A grande viagem de Nadia Nadim, a "Malala" do futebol
Malala [Yousafzai] tornou-se símbolo de luta e esperança para as crianças e mulheres ameaçadas pelo fundamentalismo talibã no Paquistão e no Afeganistão. A história da mais jovem prémio Nobel da Paz de sempre (17 anos, em 2014) - a ativista paquistanesa baleada aos 12 anos pelos talibãs num autocarro escolar no vale do Swat - é fonte de inspiração e de empoderamento para milhares de jovens mulheres da região que partilham histórias de vida semelhantes.
Por isso, quando comparam a sua história com a de Malala, o rosto de Nadia Nadim abre-se num sorriso. Carregar o rótulo de "Malala do futebol" é uma distinção ainda mais honrosa do que qualquer vitória já obtida nos relvados por esta futebolista dinamarquesa de origem afegã que brilha hoje em dia como uma das melhores futebolistas do mundo, figura da seleção da Dinamarca que chegou à final do último campeonato da Europa e uma das craques que compõem o plantel feminino do Manchester City, vice-campeão inglês.
Mas é uma comparação (com Malala) que faz justiça a quem se viu obrigada a fugir do País natal aos 12 anos, com a mãe e mais quatro irmãs, após os talibãs lhe terem assassinado o pai, um general do exército do Afeganistão, no ano 2000, muito antes da história de Malala despertar uma consciência global.
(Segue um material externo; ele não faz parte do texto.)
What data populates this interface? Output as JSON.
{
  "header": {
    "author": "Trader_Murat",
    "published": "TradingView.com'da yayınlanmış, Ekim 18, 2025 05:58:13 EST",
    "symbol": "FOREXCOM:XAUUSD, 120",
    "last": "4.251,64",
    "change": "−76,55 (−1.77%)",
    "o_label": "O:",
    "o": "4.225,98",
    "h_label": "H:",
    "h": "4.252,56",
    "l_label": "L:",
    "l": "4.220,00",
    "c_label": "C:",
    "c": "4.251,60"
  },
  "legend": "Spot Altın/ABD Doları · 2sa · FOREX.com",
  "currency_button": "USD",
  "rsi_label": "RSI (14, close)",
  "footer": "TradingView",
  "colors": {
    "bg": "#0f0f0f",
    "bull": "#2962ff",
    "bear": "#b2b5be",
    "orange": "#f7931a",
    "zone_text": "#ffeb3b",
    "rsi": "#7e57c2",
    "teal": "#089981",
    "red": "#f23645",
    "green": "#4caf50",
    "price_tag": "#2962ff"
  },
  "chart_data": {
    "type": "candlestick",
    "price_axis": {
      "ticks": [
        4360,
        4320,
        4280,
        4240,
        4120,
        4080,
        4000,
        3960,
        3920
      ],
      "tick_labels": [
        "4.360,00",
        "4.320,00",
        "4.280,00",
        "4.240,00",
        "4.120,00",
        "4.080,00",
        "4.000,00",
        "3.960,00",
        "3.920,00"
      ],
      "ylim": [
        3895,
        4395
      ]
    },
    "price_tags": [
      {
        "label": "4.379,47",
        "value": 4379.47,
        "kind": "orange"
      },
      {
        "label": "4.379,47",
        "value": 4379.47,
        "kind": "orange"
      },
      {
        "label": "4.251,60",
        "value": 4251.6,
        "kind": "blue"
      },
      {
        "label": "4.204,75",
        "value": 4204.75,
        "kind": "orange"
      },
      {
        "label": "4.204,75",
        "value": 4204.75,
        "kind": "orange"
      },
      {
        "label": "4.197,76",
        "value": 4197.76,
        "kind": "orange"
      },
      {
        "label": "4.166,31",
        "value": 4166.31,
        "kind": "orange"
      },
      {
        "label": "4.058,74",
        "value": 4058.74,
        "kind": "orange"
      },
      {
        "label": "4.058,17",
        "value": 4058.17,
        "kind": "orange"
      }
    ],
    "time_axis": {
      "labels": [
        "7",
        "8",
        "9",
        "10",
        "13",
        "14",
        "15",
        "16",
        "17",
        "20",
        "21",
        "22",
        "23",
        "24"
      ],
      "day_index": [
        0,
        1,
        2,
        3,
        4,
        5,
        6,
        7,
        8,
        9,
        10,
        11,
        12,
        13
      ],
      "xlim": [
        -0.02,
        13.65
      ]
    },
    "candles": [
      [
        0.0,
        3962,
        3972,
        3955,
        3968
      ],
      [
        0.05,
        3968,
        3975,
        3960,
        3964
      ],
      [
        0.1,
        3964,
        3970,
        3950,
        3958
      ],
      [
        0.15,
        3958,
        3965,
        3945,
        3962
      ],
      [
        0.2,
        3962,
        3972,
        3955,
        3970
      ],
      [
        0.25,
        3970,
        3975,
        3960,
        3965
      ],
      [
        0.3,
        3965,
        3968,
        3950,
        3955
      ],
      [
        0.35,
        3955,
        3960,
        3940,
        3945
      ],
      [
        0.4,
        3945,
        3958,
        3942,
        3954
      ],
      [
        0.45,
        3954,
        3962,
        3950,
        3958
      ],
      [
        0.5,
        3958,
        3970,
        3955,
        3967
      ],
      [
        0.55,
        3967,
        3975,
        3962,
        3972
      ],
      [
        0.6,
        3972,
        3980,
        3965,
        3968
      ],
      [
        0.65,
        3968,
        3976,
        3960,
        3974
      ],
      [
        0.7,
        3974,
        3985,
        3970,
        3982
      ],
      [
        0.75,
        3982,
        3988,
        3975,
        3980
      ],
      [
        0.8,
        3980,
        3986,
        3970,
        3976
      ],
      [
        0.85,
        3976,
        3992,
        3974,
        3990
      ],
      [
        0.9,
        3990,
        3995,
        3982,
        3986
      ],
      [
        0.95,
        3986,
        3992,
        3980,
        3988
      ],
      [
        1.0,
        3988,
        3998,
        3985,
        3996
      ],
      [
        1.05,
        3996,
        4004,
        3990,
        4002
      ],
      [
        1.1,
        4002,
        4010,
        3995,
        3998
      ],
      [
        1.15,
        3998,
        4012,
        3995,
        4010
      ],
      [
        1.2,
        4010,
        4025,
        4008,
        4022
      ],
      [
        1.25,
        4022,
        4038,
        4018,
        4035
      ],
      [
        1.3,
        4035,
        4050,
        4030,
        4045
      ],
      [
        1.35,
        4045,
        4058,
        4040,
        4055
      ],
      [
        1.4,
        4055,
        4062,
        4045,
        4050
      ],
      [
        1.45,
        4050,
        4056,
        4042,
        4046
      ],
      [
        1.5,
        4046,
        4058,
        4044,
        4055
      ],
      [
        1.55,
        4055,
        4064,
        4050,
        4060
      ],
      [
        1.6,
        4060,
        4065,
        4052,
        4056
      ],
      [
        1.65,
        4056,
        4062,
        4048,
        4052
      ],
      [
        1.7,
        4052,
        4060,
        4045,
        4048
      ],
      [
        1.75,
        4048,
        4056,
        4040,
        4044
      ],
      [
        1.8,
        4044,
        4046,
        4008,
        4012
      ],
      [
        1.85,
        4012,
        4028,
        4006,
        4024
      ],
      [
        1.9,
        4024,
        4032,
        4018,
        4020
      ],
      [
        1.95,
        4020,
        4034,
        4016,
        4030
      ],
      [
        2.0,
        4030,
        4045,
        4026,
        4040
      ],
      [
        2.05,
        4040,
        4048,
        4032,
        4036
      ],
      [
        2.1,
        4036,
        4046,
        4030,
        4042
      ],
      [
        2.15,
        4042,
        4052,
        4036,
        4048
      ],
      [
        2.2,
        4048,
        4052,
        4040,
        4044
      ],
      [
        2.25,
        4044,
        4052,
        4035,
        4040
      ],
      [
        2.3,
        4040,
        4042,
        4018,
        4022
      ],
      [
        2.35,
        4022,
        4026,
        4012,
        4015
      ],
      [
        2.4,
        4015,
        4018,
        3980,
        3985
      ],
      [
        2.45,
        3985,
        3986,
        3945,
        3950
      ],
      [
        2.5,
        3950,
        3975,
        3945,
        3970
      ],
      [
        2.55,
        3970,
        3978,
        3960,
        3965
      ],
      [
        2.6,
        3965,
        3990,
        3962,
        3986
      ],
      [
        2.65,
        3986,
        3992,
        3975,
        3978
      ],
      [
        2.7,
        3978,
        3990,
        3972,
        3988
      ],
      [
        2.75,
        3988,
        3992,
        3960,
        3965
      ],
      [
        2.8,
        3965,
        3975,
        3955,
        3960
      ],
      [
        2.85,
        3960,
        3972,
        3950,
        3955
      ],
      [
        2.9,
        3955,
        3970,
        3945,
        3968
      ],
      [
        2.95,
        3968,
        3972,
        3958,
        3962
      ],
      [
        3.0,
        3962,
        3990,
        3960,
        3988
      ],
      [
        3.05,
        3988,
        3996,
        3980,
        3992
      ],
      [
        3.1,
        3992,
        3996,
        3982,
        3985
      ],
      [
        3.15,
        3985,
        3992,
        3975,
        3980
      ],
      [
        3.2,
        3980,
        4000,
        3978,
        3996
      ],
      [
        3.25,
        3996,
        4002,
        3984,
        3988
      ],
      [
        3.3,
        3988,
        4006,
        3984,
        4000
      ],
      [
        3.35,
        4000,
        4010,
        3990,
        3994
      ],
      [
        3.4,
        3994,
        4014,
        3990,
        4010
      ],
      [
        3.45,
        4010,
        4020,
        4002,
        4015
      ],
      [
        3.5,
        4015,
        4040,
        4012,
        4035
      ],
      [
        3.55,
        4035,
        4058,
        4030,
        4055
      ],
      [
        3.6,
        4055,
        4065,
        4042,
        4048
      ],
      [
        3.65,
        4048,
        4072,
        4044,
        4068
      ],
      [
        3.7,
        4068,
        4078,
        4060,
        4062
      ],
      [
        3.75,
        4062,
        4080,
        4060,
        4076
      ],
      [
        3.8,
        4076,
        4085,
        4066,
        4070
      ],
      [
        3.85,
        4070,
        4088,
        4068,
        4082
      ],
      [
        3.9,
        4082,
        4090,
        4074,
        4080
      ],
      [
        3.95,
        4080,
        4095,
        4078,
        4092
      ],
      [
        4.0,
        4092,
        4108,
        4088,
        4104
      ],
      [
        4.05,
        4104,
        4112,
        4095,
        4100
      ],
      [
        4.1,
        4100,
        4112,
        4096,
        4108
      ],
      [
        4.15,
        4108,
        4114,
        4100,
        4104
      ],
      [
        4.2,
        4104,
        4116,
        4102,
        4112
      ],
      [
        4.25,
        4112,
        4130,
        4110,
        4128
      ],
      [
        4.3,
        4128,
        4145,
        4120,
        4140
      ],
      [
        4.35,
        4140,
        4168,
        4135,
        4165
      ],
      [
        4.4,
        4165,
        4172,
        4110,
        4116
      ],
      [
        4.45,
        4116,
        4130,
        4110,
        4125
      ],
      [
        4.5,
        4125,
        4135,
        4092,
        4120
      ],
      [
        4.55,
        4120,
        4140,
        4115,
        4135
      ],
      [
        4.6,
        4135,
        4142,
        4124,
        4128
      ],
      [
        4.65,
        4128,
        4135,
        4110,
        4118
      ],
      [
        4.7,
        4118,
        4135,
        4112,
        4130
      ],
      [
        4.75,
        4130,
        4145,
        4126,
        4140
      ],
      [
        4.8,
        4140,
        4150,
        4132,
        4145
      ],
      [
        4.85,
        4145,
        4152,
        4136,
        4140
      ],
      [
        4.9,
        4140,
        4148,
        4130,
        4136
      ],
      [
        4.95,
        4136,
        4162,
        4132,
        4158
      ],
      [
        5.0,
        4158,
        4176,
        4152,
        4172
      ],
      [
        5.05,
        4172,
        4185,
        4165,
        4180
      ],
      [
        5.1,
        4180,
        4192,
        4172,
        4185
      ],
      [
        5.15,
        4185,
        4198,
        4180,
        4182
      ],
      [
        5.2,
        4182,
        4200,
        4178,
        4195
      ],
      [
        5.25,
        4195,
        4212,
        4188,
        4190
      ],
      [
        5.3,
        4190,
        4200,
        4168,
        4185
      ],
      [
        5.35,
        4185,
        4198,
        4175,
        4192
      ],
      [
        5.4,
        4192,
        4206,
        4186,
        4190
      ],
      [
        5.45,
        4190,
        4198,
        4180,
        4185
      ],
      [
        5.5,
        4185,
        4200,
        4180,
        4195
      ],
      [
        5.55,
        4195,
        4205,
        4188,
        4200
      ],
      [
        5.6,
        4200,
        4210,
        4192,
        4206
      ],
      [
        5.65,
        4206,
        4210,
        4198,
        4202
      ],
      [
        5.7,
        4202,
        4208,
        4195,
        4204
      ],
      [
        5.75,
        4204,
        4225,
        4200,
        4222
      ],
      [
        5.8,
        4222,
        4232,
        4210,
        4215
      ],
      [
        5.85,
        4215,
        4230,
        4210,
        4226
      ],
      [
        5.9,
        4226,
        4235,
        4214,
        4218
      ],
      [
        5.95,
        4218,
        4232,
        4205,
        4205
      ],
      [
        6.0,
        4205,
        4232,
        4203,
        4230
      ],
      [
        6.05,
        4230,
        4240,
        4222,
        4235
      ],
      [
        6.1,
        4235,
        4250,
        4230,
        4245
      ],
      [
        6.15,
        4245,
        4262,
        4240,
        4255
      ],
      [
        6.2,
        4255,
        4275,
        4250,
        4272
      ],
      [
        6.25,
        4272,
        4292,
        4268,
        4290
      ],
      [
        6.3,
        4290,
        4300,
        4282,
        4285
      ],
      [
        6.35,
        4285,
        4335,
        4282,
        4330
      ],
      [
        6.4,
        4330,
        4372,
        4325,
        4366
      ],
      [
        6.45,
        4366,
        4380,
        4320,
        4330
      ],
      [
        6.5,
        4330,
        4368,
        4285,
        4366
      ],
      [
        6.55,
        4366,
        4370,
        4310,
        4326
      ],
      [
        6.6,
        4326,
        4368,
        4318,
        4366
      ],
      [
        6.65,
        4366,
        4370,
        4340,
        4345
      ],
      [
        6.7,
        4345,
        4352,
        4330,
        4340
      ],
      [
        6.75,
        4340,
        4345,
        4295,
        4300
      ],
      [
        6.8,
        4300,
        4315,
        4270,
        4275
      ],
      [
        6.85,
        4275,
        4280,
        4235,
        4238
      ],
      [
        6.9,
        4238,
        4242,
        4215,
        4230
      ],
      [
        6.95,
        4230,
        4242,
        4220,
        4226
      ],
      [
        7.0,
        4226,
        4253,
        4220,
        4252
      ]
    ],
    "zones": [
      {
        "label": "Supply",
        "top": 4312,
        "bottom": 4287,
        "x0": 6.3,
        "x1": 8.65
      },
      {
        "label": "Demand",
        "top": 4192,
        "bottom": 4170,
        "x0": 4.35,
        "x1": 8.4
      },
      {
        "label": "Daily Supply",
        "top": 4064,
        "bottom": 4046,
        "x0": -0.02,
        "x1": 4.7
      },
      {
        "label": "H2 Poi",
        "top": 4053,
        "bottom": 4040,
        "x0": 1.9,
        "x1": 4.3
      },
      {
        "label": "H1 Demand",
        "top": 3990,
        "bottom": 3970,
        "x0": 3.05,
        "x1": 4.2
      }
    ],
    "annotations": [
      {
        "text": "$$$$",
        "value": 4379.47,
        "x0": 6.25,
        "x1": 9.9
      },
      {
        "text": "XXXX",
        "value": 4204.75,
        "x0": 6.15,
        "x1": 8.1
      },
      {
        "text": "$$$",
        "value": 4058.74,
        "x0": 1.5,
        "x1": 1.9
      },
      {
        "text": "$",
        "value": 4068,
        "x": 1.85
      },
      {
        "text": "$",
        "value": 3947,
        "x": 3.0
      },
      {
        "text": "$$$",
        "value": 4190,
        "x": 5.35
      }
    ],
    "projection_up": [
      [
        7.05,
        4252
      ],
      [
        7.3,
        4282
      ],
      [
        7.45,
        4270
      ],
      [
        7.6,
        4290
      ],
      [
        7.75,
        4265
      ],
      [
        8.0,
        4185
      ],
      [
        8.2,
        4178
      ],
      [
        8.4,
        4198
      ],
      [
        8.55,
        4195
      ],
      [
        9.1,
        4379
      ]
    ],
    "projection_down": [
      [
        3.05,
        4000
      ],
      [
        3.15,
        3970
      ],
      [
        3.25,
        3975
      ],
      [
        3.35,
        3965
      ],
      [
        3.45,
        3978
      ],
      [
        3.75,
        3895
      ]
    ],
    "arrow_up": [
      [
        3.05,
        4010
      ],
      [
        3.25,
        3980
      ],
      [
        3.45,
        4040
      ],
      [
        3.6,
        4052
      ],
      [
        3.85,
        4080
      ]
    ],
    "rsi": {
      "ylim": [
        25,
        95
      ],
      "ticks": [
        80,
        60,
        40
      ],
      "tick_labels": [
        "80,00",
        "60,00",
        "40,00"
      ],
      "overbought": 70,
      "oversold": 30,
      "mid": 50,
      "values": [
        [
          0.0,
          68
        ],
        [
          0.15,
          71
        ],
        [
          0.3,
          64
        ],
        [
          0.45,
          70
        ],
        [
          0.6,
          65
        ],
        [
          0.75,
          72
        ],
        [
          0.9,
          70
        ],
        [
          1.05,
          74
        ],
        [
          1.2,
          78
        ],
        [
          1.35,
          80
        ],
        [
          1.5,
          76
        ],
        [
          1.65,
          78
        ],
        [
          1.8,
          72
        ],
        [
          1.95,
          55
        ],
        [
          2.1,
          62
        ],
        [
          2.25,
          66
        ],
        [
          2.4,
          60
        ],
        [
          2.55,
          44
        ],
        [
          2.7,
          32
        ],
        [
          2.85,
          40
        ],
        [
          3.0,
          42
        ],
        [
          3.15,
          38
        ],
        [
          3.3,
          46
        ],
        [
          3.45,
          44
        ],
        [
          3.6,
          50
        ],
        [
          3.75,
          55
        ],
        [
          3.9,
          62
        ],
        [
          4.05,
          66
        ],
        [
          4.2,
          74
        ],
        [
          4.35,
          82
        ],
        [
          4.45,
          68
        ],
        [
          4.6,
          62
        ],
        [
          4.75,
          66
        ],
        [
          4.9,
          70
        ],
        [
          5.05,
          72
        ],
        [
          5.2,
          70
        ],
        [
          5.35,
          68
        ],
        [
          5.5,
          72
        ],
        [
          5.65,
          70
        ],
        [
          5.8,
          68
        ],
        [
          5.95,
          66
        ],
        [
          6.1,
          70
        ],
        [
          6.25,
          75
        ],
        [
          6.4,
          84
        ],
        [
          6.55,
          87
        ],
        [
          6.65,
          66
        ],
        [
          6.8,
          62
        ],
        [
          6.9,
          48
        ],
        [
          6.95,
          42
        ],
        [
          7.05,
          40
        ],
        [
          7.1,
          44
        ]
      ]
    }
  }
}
Debaixo de um regime aterrador, sem que Nadia ou as suas irmãs pudessem ir à escola nem que a mãe pudesse trabalhar, a matriarca, Hamida, pegou nas cinco filhas e arriscou uma longa e perigosa jornada até à Europa, com passaportes paquistaneses falsos. A viagem, que tinha Londres como destino final dos planos, acabou meses depois quando a família de Nadia e dezenas de outros viajantes clandestinos foram abandonados pelo camião onde seguiam no meio de uma paisagem rural da Dinamarca.
Foi num campo de refugiados perto de Aalborg que Nadia Nadim exercitou pela primeira vez em público, aos 12 anos, o fascínio por uma bola de futebol. Como aquela que que o pai, um antigo jogador de hóquei da seleção afegã, lhe tinha oferecido, aos seis anos, mas que então só podia usar de forma clandestina no jardim de casa. "Ele adorava futebol e todos os desportos", relembrou Nadia, em declarações ao jornal Arab News. "Acho que foram as circunstâncias que proporcionaram isto. Podemos chamar-lhe destino, se calhar. Deus quis que eu estivesse aqui e aqui estou eu. Aproveitei a minha oportunidade", conta, explicando que foi na Dinamarca que cresceu a sua obsessão pelo futebol. Foi essa a sua janela de oportunidade para a integração na comunidade local e Nadia agarrou-a com os dois pés.
Dos treinos no campo do Gug Boldklub, um clube local próximo do campo de refugiados onde passava os dias, até à estreia pela seleção principal dinamarquesa, aos 21 anos, tornando-se a primeira futebolista naturalizada (homem ou mulher) a vestir a camisola da Dinamarca, a ascensão de Nadia deu corpo a todos os sonhos que lhe pareciam vedados em Herat, a cidade afegã onde viveu os primeiros anos. Incluindo o de estudar cirurgia plástica e reconstrutiva, a que se dedicou em simultâneo com o futebol.
Agora, aos 30 anos, com 75 internacionalizações e 22 golos pela seleção principal dinamarquesa com a qual chegou à final do Europeu em 2017, um percurso profissional que já a levou a ser campeã nos Estados Unidos e agora a jogar no Manchester City, capaz de falar fluentemente nove línguas diferentes (dinamarquês, inglês, alemão, francês, persa, dari, urdu, hindi e árabe), Nadia Nadim sabe que a sua história é também um exemplo de esperança para milhares de raparigas. Uma mulher nascida no Afeganistão com sucesso internacional no desporto e uma futura carreira médica em perspetiva, depois de testemunhar toda uma série de atrocidades por que nenhuma criança deveria passar, é uma inspiração global. Tal como Malala.
"Sinto-me abençoada por estar numa posição de poder influenciar positivamente as jovens raparigas ou alguém que viva num contexto difícil e mostrar-lhes que todos os sonhos são possíveis", diz Nadia, que ainda tem um grande sonho por realizar no futebol: ser campeã do mundo com a Dinamarca. Depois disso, no futuro, espera um dia "poder voltar ao Afeganistão e retribuir" aquilo que a vida lhe deu. "Seria muito interessante poder encontrar-me com algumas miúdas lá e contar-lhes a minha história".
Uma história que se prepara para ser contada numa autobiografia a ser publicada este verão.